Exploding the myth of the Polish plumber
For some he's an honest worker, for others a figure of dread. Throughout Europe he has come to symbolise cheap labour from the East: the "Polish plumber".
swissinfo went to Warsaw to track down the real thing and find out whether the scaremongering was justified.
Will Switzerland really be flooded with plumbers from Poland if it opens its job market to workers from the new European Union countries? Or will the wave of construction going on across the former eastern bloc guarantee enough toilets and sinks to keep them busy at home?
The Saneco wastewater treatment company put me in touch with Robert, a 28-year-old plumber, who has been in the trade for seven years after switching from gardening.
He works in Warsaw where he earns between 1,100 and 1,500 Zlotys net (SFr424 to SFr578) a month.
Although his salary is close to the national average, it is not enough to be able to afford even a one-room apartment in Warsaw, which would set him back between 800 and 1,000 Zlotys a month.
Job satisfaction
But Robert, who is still single and lives with his parents, claims to be satisfied with both his work and his income.
He says that for now his thoughts are more on marriage than on work, but if a good job opportunity came along he would consider a temporary move to an EU country or Switzerland.
Robert would take on any work – he says he has a “golden hand” and will try anything – but he would only go abroad if he had a job offer first.
It was a similar story with Stanislaw, a 48-year-old worker with the Appa plumbing firm based in a sprawling suburb of Warsaw.
Stanislaw turned up for our late-afternoon meeting smartly dressed in black denim jacket and jeans, his greasy overalls discarded after the last job of the day.
Image versus reality
Chunky and rather forbidding, Stanislaw bears little resemblance to the image of the Polish plumber used on tourist board posters enticing visitors to Poland. But then, he is a real plumber.
Married with children, Stanislaw has been in the trade for 30 years. If he works a 60-hour week he can take home 2,500 Zlotys a month – twice what Robert earns.
Unlike Robert he has already spent time abroad, working for six years on contract jobs in South Africa and Germany. And he knows Switzerland a little, having paid a fleeting visit to Zurich in 1992, between jobs in Germany.
“I would like to go back again – as a tourist,” he says.
Stanislaw is happy with the amount of work currently on offer in Poland. Since EU enlargement foreign companies have been hotfooting it into the country and the construction sector is booming.

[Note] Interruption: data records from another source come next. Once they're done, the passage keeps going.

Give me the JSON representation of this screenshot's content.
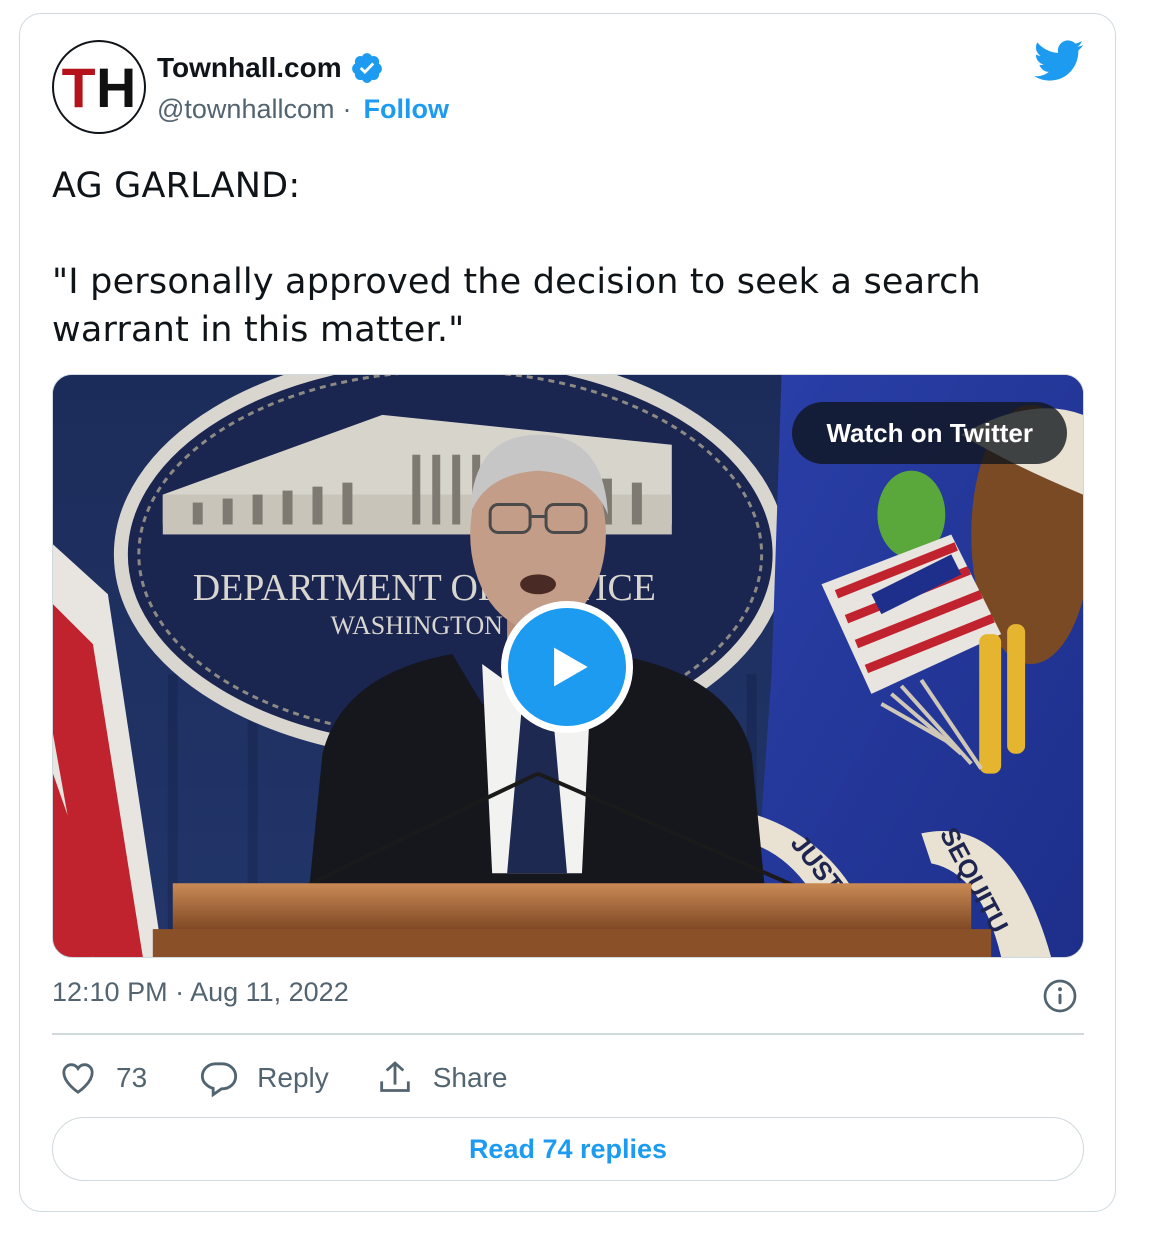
{
  "tweet": {
    "author_name": "Townhall.com",
    "handle": "@townhallcom",
    "separator": "·",
    "follow_label": "Follow",
    "avatar_text": "TH",
    "text": "AG GARLAND:\n\n\"I personally approved the decision to seek a search warrant in this matter.\"",
    "timestamp": "12:10 PM · Aug 11, 2022"
  },
  "media": {
    "watch_label": "Watch on Twitter",
    "seal_text_1": "DEPARTMENT OF JUSTICE",
    "seal_text_2": "WASHINGTON",
    "flag_text_1": "JUSTI",
    "flag_text_2": "SEQUITU"
  },
  "actions": {
    "like_count": "73",
    "reply_label": "Reply",
    "share_label": "Share",
    "read_replies_label": "Read 74 replies"
  },
  "icons": {
    "brand": "twitter-bird-icon",
    "verified": "verified-badge-icon",
    "like": "heart-icon",
    "reply": "speech-bubble-icon",
    "share": "share-upload-icon",
    "info": "info-icon",
    "play": "play-icon"
  },
  "colors": {
    "accent": "#1d9bf0",
    "text": "#0f1419",
    "muted": "#536471",
    "border": "#cfd9de"
  }
}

He tells swissinfo he has all that he wants in Poland. Nevertheless he wouldn’t rule out a job in Switzerland – if accommodation and health insurance were part of the package.
Stanislaw takes the negative publicity surrounding the Polish plumber as a compliment. “It’s because we’re so good at what we do that they’re afraid of us,” he laughs.
swissinfo, Morven McLean in Warsaw
The symbol of the “Polish plumber” was exploited by the “no” camp ahead of May’s referendum in France on the European Union constitution.
French voters rejected the proposed constitution by a decisive margin.
The Polish tourist board tried to counter the negative publicity by launching a new poster campaign featuring seductive images of the “Polish plumber” and the “Polish nurse”.